On November 28, 2017, in Bristol-Myers Squibb Company et al v. Aurobindo Pharma, USA Inc., Case No. 1-17-cv-00374 (DED November 28, 2017), Chief Judge Leonard P. Stark of the District of Delaware granted (in part) plaintiffs’ motion for additional venue discovery in light of In re Cray, which we previously covered here. The court denied defendant’s request that the court reject the plaintiffs’ request for any venue discovery. The defendant argued that plaintiffs did not offer a legal basis for requesting discovery on the defendant’s submissions to the Delaware Secretary of State. Plaintiffs argued that these submissions would likely include forms with addresses and property tax records, which would help inform the venue analysis, including whether defendant exercised control over a physical place of business in Delaware.

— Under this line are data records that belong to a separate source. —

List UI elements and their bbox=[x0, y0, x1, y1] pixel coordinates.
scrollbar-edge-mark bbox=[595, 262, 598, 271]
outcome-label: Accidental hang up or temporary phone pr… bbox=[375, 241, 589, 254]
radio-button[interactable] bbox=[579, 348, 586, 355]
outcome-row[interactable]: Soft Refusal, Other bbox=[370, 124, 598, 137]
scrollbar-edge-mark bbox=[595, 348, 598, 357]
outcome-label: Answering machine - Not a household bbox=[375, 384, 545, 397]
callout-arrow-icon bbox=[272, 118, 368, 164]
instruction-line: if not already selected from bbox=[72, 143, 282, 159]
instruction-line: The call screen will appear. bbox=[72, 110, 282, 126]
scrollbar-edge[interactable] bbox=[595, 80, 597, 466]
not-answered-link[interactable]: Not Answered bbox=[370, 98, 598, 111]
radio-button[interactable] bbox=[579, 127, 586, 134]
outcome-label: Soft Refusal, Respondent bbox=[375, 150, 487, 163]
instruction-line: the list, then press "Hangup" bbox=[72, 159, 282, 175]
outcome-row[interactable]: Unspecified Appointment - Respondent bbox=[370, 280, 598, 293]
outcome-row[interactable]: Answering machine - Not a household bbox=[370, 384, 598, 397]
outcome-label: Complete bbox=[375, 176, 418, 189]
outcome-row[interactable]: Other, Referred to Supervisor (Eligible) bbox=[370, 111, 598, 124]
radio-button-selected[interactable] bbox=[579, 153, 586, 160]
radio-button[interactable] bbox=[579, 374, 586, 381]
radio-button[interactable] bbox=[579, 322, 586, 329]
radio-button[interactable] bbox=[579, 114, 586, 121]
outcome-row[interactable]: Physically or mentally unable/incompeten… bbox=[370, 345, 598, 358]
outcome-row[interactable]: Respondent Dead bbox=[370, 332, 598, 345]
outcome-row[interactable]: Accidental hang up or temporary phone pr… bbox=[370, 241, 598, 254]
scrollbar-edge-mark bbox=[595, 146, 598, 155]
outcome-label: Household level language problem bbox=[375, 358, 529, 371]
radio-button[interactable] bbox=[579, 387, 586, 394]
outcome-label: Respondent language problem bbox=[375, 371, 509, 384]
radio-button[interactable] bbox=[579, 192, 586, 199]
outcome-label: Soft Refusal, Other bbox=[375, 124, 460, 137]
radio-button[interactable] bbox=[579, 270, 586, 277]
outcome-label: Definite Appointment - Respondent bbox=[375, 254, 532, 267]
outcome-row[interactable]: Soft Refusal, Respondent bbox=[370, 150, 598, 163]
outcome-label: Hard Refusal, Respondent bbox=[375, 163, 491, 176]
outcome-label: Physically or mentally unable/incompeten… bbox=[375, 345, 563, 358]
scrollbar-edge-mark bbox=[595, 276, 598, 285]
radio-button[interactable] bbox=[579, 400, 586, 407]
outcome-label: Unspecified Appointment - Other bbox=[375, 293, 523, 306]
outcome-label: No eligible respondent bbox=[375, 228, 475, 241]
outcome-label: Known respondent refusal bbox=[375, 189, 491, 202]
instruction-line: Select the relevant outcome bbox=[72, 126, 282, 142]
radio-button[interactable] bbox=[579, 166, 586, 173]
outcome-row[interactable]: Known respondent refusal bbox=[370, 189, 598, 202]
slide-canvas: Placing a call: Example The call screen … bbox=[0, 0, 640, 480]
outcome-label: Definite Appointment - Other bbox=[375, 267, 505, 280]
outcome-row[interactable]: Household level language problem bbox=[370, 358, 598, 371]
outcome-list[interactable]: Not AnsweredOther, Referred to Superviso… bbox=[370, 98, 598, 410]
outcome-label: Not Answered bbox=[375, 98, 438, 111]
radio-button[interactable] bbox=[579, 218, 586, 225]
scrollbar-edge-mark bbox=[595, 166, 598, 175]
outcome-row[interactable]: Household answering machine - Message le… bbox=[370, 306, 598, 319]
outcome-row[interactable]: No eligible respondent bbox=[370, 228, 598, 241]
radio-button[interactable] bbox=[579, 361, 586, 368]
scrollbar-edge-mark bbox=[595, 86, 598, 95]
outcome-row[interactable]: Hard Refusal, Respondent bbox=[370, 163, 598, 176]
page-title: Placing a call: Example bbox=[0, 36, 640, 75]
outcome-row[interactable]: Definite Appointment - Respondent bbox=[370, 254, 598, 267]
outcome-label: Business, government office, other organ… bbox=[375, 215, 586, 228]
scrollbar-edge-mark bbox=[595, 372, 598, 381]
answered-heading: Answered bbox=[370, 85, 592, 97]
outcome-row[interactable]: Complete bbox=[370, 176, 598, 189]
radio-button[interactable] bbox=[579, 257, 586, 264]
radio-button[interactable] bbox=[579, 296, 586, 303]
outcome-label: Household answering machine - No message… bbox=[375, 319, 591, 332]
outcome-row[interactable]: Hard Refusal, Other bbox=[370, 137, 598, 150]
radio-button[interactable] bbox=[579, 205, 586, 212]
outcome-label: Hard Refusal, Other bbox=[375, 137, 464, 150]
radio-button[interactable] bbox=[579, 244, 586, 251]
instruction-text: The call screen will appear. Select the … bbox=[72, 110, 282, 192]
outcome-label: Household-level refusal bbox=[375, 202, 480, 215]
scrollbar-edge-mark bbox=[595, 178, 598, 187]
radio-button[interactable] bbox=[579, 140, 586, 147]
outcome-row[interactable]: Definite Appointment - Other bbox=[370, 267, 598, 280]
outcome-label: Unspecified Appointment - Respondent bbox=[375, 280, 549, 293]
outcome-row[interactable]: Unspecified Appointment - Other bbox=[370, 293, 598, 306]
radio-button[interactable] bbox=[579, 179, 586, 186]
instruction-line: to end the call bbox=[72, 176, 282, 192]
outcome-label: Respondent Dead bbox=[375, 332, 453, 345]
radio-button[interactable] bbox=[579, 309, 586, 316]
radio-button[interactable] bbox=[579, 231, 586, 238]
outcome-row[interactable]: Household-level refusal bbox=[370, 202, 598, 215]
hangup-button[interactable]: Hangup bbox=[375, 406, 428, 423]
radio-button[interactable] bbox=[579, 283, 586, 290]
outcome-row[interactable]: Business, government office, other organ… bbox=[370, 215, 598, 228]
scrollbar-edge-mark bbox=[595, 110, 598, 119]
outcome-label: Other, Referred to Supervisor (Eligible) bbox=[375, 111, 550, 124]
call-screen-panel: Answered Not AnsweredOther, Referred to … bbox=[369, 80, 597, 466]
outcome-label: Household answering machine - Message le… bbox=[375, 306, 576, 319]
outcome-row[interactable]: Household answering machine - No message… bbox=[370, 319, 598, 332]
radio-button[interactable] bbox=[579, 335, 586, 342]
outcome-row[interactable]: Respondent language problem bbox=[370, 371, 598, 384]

Chief Judge Stark concluded: “I don’t believe that plaintiffs are engaged in a fishing expedition . . . . And I don’t think that the decision in Cray makes the theories of venue being articulated by plaintiffs frivolous, and therefore, I don’t believe that some targeted limited amount of discovery would be futile.” He went on to note that Cray does not address whether a physical place of a corporate affiliate or subsidiary or alter ego or agent can, for venue purposes, be attributed to the named defendant in a case. The court then granted plaintiff’s motion for additional venue discovery and ordered defendant to serve supplemental declarations addressing venue-related topics.

We will continue to follow these cases and provide updates as they occur.